Amid concerns that North Korea might conduct a long-range ballistic missile test as early as this week, reports have surfaced indicating that Iran has permanently stationed staff in the East Asian country since October as part of a recent cooperation agreement with Pyongyang. According to the reports, the staff is comprised of four experts from Iran's Ministry of Defense and Armed Forces Logistics (MODAFL) as well as private firms. Some analysts speculate that the mission might be based near Sino-ri, a complex located near North Korea's western coast and the Sohae Satellite Launching Station, commonly known as Tongchang-ri, where this month's missile test is expected to take place. Besides serving as a base for a No-dong missile battalion, Sino-ri is also thought to host a training facility.
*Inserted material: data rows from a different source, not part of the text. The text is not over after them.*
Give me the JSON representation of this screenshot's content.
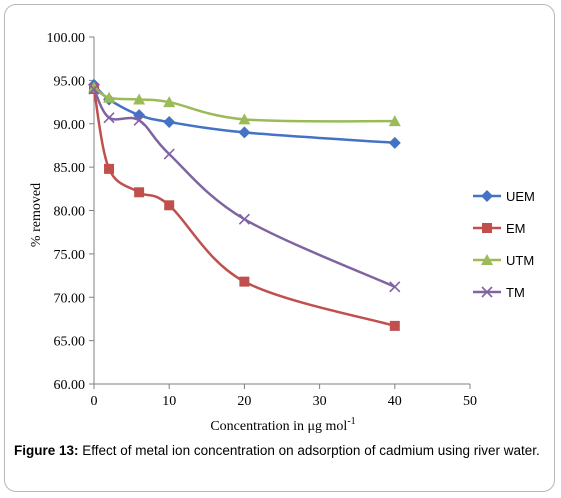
{
  "chart_data": {
    "type": "line",
    "xlabel": "Concentration in μg mol",
    "xlabel_sup": "-1",
    "ylabel": "% removed",
    "xlim": [
      0,
      50
    ],
    "ylim": [
      60,
      100
    ],
    "xticks": [
      "0",
      "10",
      "20",
      "30",
      "40",
      "50"
    ],
    "yticks": [
      "60.00",
      "65.00",
      "70.00",
      "75.00",
      "80.00",
      "85.00",
      "90.00",
      "95.00",
      "100.00"
    ],
    "grid": false,
    "legend_position": "right",
    "series": [
      {
        "name": "UEM",
        "color": "#4472C4",
        "marker": "diamond",
        "points": [
          [
            0,
            94.5
          ],
          [
            2,
            92.8
          ],
          [
            6,
            91.0
          ],
          [
            10,
            90.2
          ],
          [
            20,
            89.0
          ],
          [
            40,
            87.8
          ]
        ]
      },
      {
        "name": "EM",
        "color": "#C0504D",
        "marker": "square",
        "points": [
          [
            0,
            94.0
          ],
          [
            2,
            84.8
          ],
          [
            6,
            82.1
          ],
          [
            10,
            80.6
          ],
          [
            20,
            71.8
          ],
          [
            40,
            66.7
          ]
        ]
      },
      {
        "name": "UTM",
        "color": "#9BBB59",
        "marker": "triangle",
        "points": [
          [
            0,
            94.2
          ],
          [
            2,
            93.0
          ],
          [
            6,
            92.8
          ],
          [
            10,
            92.5
          ],
          [
            20,
            90.5
          ],
          [
            40,
            90.3
          ]
        ]
      },
      {
        "name": "TM",
        "color": "#8064A2",
        "marker": "x",
        "points": [
          [
            0,
            94.0
          ],
          [
            2,
            90.7
          ],
          [
            6,
            90.4
          ],
          [
            10,
            86.5
          ],
          [
            20,
            79.0
          ],
          [
            40,
            71.2
          ]
        ]
      }
    ]
  },
  "caption": {
    "label": "Figure 13:",
    "text": " Effect of metal ion concentration on adsorption of cadmium using river water."
  }
}
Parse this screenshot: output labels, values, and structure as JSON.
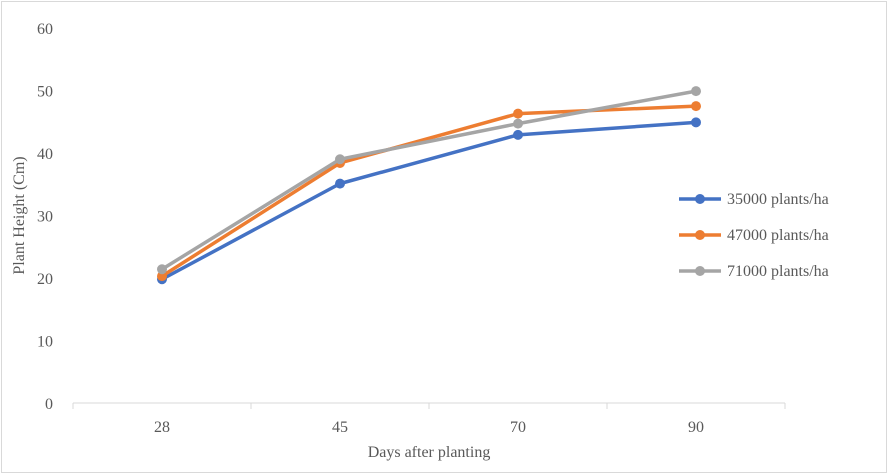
{
  "chart_data": {
    "type": "line",
    "title": "",
    "xlabel": "Days after planting",
    "ylabel": "Plant Height (Cm)",
    "categories": [
      "28",
      "45",
      "70",
      "90"
    ],
    "ylim": [
      0,
      60
    ],
    "yticks": [
      0,
      10,
      20,
      30,
      40,
      50,
      60
    ],
    "grid": false,
    "legend_position": "right",
    "series": [
      {
        "name": "35000 plants/ha",
        "color": "#4472c4",
        "values": [
          19.8,
          35.1,
          42.9,
          44.9
        ]
      },
      {
        "name": "47000 plants/ha",
        "color": "#ed7d31",
        "values": [
          20.3,
          38.4,
          46.3,
          47.5
        ]
      },
      {
        "name": "71000 plants/ha",
        "color": "#a5a5a5",
        "values": [
          21.4,
          39.0,
          44.7,
          49.9
        ]
      }
    ]
  }
}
Military cooperation between Iran and North Korea is not a new phenomenon, particularly when it comes to exchanges of hardware and designs for ballistic missiles. In fact, the rocket North Korea is expected to test this month, the multi-stage Unha-3, a variation of the Taepodong-2, is believed to be the product of a joint development project between the two countries. Multiple design similarities between the Unha and some Iranian launch vehicles provide some evidence for this belief. For instance, the first stage of the Unha resembles the Simorgh rocket unveiled by Iranian President Mahmoud Ahmadinejad on the anniversary of the 2010 launch of Iran’s first domestic satellite, Omid. Likewise, the width and shape of the Unha's third stage point to a similarity with the third stage of Iran's Safir rocket, which carried the Omid satellite.
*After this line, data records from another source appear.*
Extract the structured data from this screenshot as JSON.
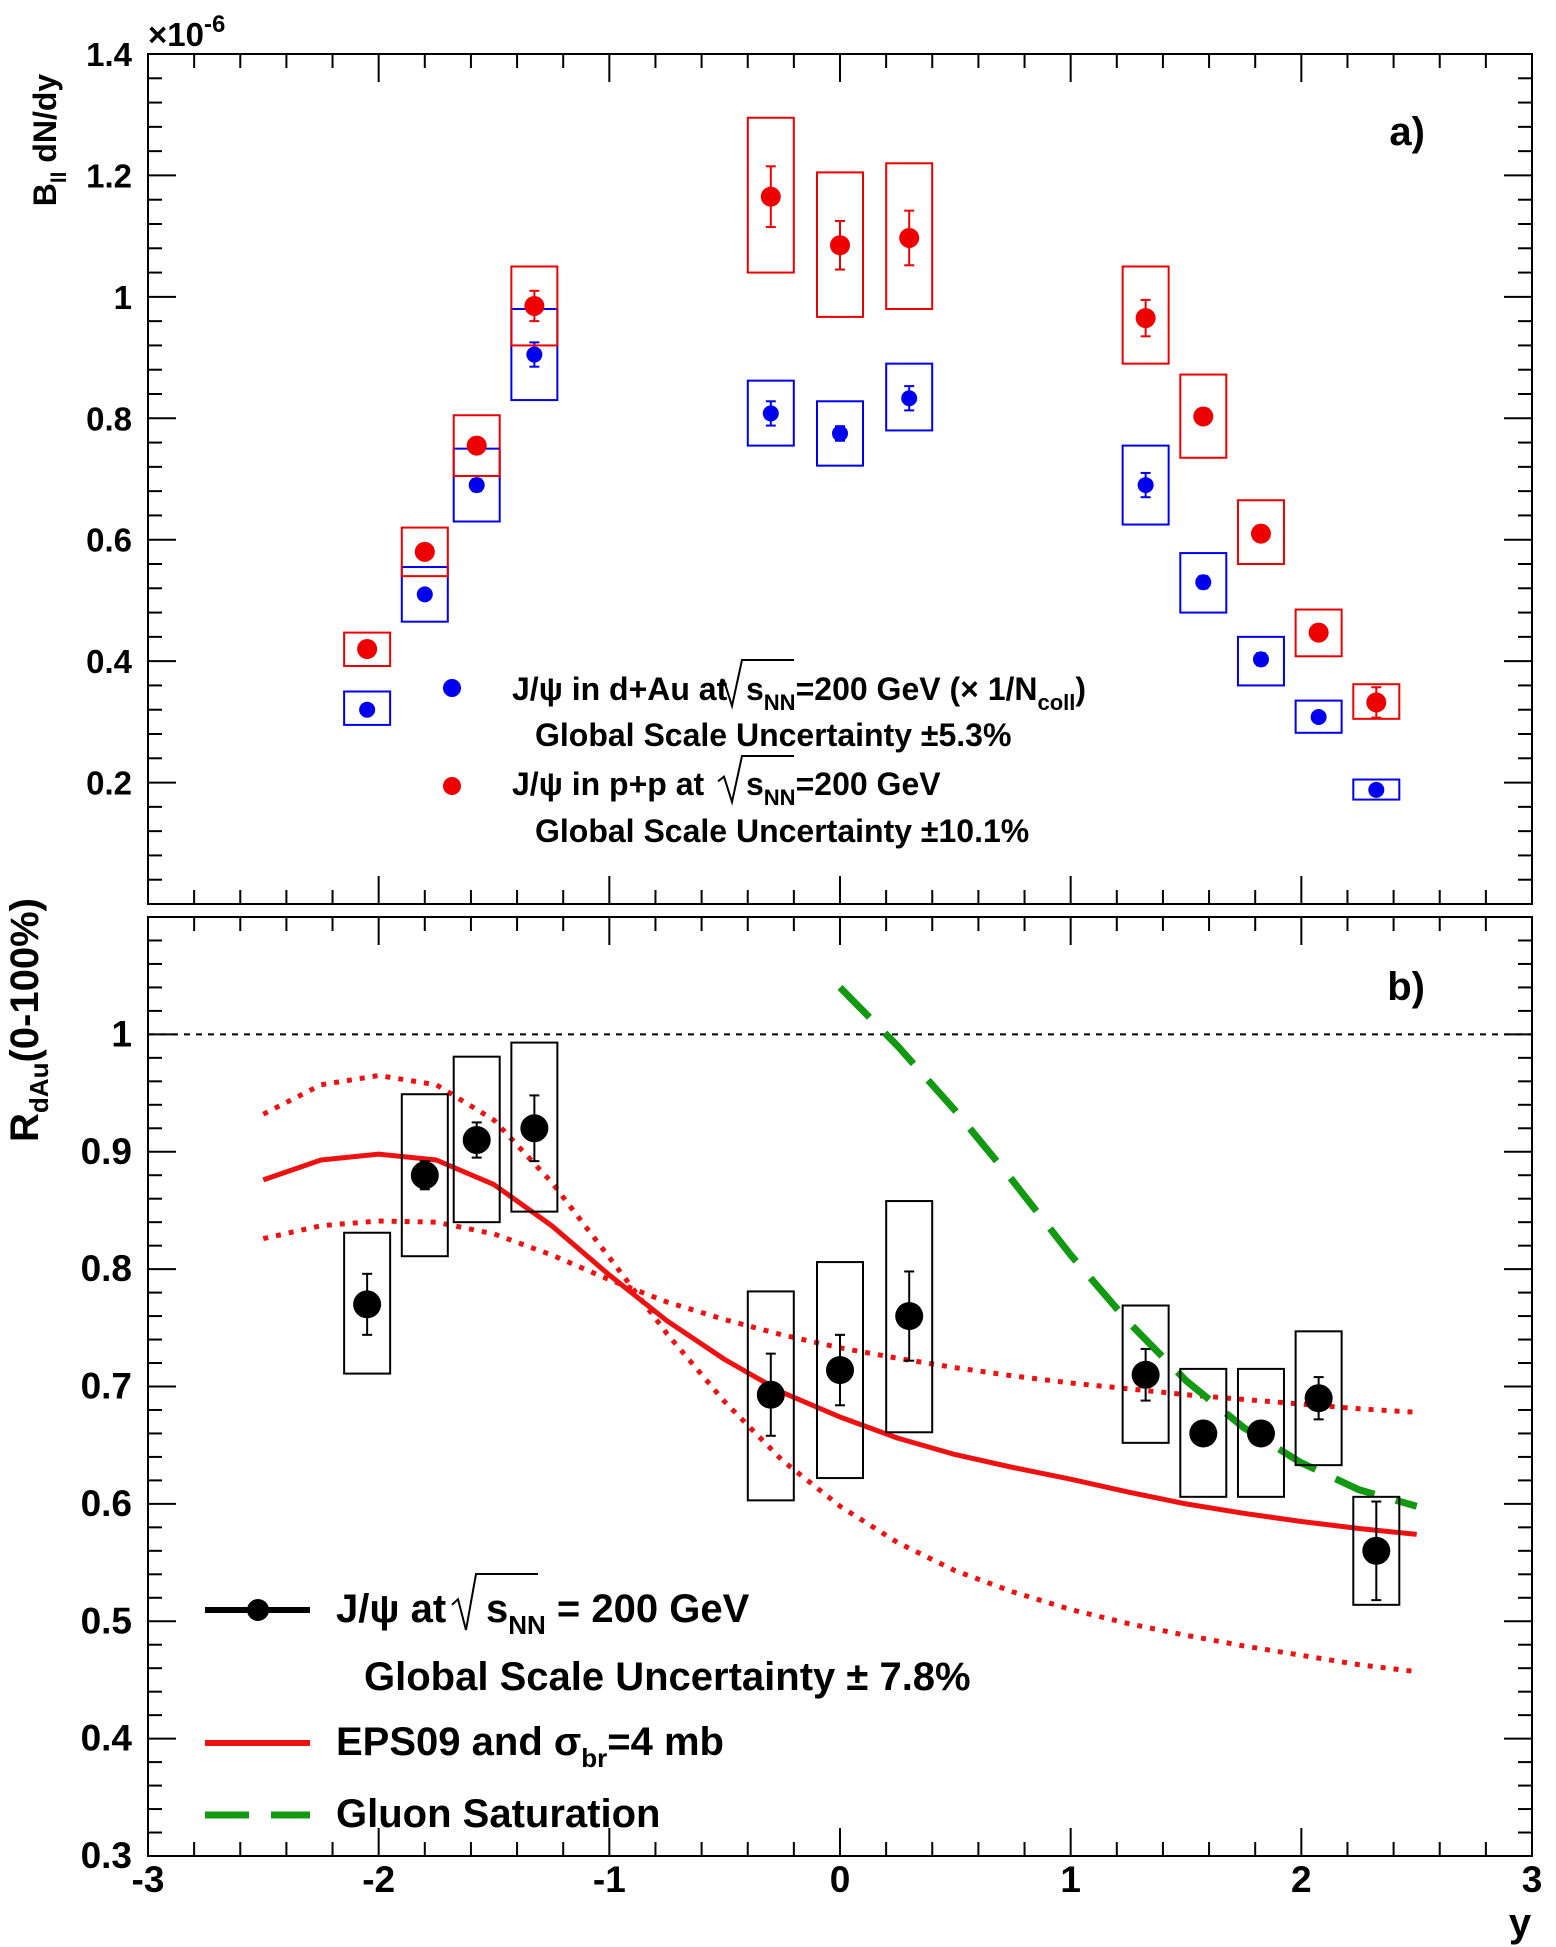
{
  "chart_data": [
    {
      "panel": "a)",
      "type": "scatter",
      "ylabel_main": "B",
      "ylabel_sub": "ll",
      "ylabel_rest": " dN/dy",
      "exponent_base": "×10",
      "exponent_power": "-6",
      "xlim": [
        -3,
        3
      ],
      "ylim": [
        0,
        1.4
      ],
      "yticks": [
        "0.2",
        "0.4",
        "0.6",
        "0.8",
        "1",
        "1.2",
        "1.4"
      ],
      "yticks_values": [
        0.2,
        0.4,
        0.6,
        0.8,
        1.0,
        1.2,
        1.4
      ],
      "series": [
        {
          "name": "J/ψ in d+Au at √sNN=200 GeV (× 1/Ncoll)",
          "color": "#0000ee",
          "x": [
            -2.05,
            -1.8,
            -1.575,
            -1.325,
            -0.3,
            0.0,
            0.3,
            1.325,
            1.575,
            1.825,
            2.075,
            2.325
          ],
          "y": [
            0.32,
            0.51,
            0.69,
            0.905,
            0.808,
            0.775,
            0.833,
            0.69,
            0.53,
            0.403,
            0.308,
            0.188
          ],
          "stat_err": [
            0.008,
            0.008,
            0.01,
            0.02,
            0.02,
            0.012,
            0.02,
            0.02,
            0.01,
            0.01,
            0.008,
            0.006
          ],
          "sys_box": [
            [
              0.295,
              0.35
            ],
            [
              0.465,
              0.555
            ],
            [
              0.63,
              0.75
            ],
            [
              0.83,
              0.98
            ],
            [
              0.755,
              0.862
            ],
            [
              0.722,
              0.828
            ],
            [
              0.78,
              0.89
            ],
            [
              0.625,
              0.755
            ],
            [
              0.48,
              0.578
            ],
            [
              0.36,
              0.44
            ],
            [
              0.282,
              0.335
            ],
            [
              0.172,
              0.205
            ]
          ]
        },
        {
          "name": "J/ψ in p+p at √sNN=200 GeV",
          "color": "#ee0000",
          "x": [
            -2.05,
            -1.8,
            -1.575,
            -1.325,
            -0.3,
            0.0,
            0.3,
            1.325,
            1.575,
            1.825,
            2.075,
            2.325
          ],
          "y": [
            0.42,
            0.58,
            0.755,
            0.985,
            1.165,
            1.085,
            1.097,
            0.965,
            0.803,
            0.61,
            0.447,
            0.332
          ],
          "stat_err": [
            0.008,
            0.01,
            0.01,
            0.025,
            0.05,
            0.04,
            0.045,
            0.03,
            0.01,
            0.01,
            0.01,
            0.025
          ],
          "sys_box": [
            [
              0.392,
              0.447
            ],
            [
              0.54,
              0.62
            ],
            [
              0.705,
              0.805
            ],
            [
              0.92,
              1.05
            ],
            [
              1.04,
              1.295
            ],
            [
              0.967,
              1.205
            ],
            [
              0.98,
              1.22
            ],
            [
              0.89,
              1.05
            ],
            [
              0.735,
              0.872
            ],
            [
              0.56,
              0.665
            ],
            [
              0.408,
              0.485
            ],
            [
              0.305,
              0.362
            ]
          ]
        }
      ],
      "legend": {
        "placement": "center-bottom",
        "entries": [
          {
            "color": "#0000ee",
            "pre": "J/ψ in d+Au at",
            "sub1": "s",
            "sub2": "NN",
            "post": "=200 GeV (× 1/N",
            "sub3": "coll",
            "end": ")",
            "note": "Global Scale Uncertainty ±5.3%"
          },
          {
            "color": "#ee0000",
            "pre": "J/ψ in p+p at",
            "sub1": "s",
            "sub2": "NN",
            "post": "=200 GeV",
            "note": "Global Scale Uncertainty ±10.1%"
          }
        ]
      }
    },
    {
      "panel": "b)",
      "type": "scatter",
      "ylabel_main": "R",
      "ylabel_sub": "dAu",
      "ylabel_rest": "(0-100%)",
      "xlabel": "y",
      "xlim": [
        -3,
        3
      ],
      "ylim": [
        0.3,
        1.1
      ],
      "xticks": [
        "-3",
        "-2",
        "-1",
        "0",
        "1",
        "2",
        "3"
      ],
      "xticks_values": [
        -3,
        -2,
        -1,
        0,
        1,
        2,
        3
      ],
      "yticks": [
        "0.3",
        "0.4",
        "0.5",
        "0.6",
        "0.7",
        "0.8",
        "0.9",
        "1"
      ],
      "yticks_values": [
        0.3,
        0.4,
        0.5,
        0.6,
        0.7,
        0.8,
        0.9,
        1.0
      ],
      "reference_line": 1.0,
      "series": [
        {
          "name": "J/ψ at √sNN = 200 GeV",
          "color": "#000000",
          "x": [
            -2.05,
            -1.8,
            -1.575,
            -1.325,
            -0.3,
            0.0,
            0.3,
            1.325,
            1.575,
            1.825,
            2.075,
            2.325
          ],
          "y": [
            0.77,
            0.88,
            0.91,
            0.92,
            0.693,
            0.714,
            0.76,
            0.71,
            0.66,
            0.66,
            0.69,
            0.56
          ],
          "stat_err": [
            0.026,
            0.012,
            0.015,
            0.028,
            0.035,
            0.03,
            0.038,
            0.022,
            0.008,
            0.008,
            0.018,
            0.042
          ],
          "sys_box": [
            [
              0.711,
              0.831
            ],
            [
              0.811,
              0.949
            ],
            [
              0.84,
              0.981
            ],
            [
              0.849,
              0.993
            ],
            [
              0.603,
              0.781
            ],
            [
              0.622,
              0.806
            ],
            [
              0.661,
              0.858
            ],
            [
              0.652,
              0.769
            ],
            [
              0.606,
              0.715
            ],
            [
              0.606,
              0.715
            ],
            [
              0.633,
              0.747
            ],
            [
              0.514,
              0.606
            ]
          ]
        },
        {
          "name": "EPS09 and σbr=4 mb",
          "color": "#ee1111",
          "style": "solid",
          "x": [
            -2.5,
            -2.25,
            -2.0,
            -1.75,
            -1.5,
            -1.25,
            -1.0,
            -0.75,
            -0.5,
            -0.25,
            0.0,
            0.25,
            0.5,
            0.75,
            1.0,
            1.25,
            1.5,
            1.75,
            2.0,
            2.25,
            2.5
          ],
          "y": [
            0.876,
            0.893,
            0.898,
            0.893,
            0.872,
            0.837,
            0.795,
            0.756,
            0.723,
            0.695,
            0.674,
            0.656,
            0.642,
            0.631,
            0.621,
            0.61,
            0.6,
            0.592,
            0.585,
            0.579,
            0.574
          ]
        },
        {
          "color": "#ee1111",
          "style": "dotted",
          "x": [
            -2.5,
            -2.25,
            -2.0,
            -1.75,
            -1.5,
            -1.25,
            -1.0,
            -0.75,
            -0.5,
            -0.25,
            0.0,
            0.25,
            0.5,
            0.75,
            1.0,
            1.25,
            1.5,
            1.75,
            2.0,
            2.25,
            2.5
          ],
          "y": [
            0.932,
            0.957,
            0.965,
            0.957,
            0.927,
            0.874,
            0.81,
            0.745,
            0.687,
            0.637,
            0.598,
            0.567,
            0.543,
            0.525,
            0.51,
            0.498,
            0.488,
            0.479,
            0.471,
            0.463,
            0.457
          ]
        },
        {
          "color": "#ee1111",
          "style": "dotted",
          "x": [
            -2.5,
            -2.25,
            -2.0,
            -1.75,
            -1.5,
            -1.25,
            -1.0,
            -0.75,
            -0.5,
            -0.25,
            0.0,
            0.25,
            0.5,
            0.75,
            1.0,
            1.25,
            1.5,
            1.75,
            2.0,
            2.25,
            2.5
          ],
          "y": [
            0.826,
            0.837,
            0.841,
            0.84,
            0.83,
            0.812,
            0.791,
            0.772,
            0.757,
            0.744,
            0.733,
            0.724,
            0.716,
            0.709,
            0.703,
            0.698,
            0.693,
            0.689,
            0.685,
            0.681,
            0.678
          ]
        },
        {
          "name": "Gluon Saturation",
          "color": "#119911",
          "style": "dashed",
          "x": [
            0.0,
            0.25,
            0.5,
            0.75,
            1.0,
            1.25,
            1.5,
            1.75,
            2.0,
            2.25,
            2.5
          ],
          "y": [
            1.04,
            0.99,
            0.935,
            0.875,
            0.812,
            0.755,
            0.705,
            0.665,
            0.635,
            0.612,
            0.598
          ]
        }
      ],
      "legend": {
        "placement": "bottom-left",
        "entries": [
          {
            "kind": "marker",
            "color": "#000000",
            "pre": "J/ψ at",
            "sub1": "s",
            "sub2": "NN",
            "post": " = 200 GeV",
            "note": "Global Scale Uncertainty ± 7.8%"
          },
          {
            "kind": "solid",
            "color": "#ee1111",
            "pre": "EPS09 and σ",
            "sub1": "br",
            "post": "=4 mb"
          },
          {
            "kind": "dashed",
            "color": "#119911",
            "pre": "Gluon Saturation"
          }
        ]
      }
    }
  ]
}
The panels of experts in charge of monitoring implementation of U.N. Security Council resolutions against both countries' nuclear and missile programs have recently noted that Pyongyang and Tehran continue to exchange missile technology, transferring missile components aboard Air Koryo and Air Iran flights. These exchanges have also benefited Iran. The U.S. intelligence community believes that the Safir might have been developed with technology provided by North Korea, specifically, engines derived from the Musudan intermediate-range ballistic missile. Likewise, in the past, North Korea provided Iran with engines that were later used to develop the Shahab-3 rocket.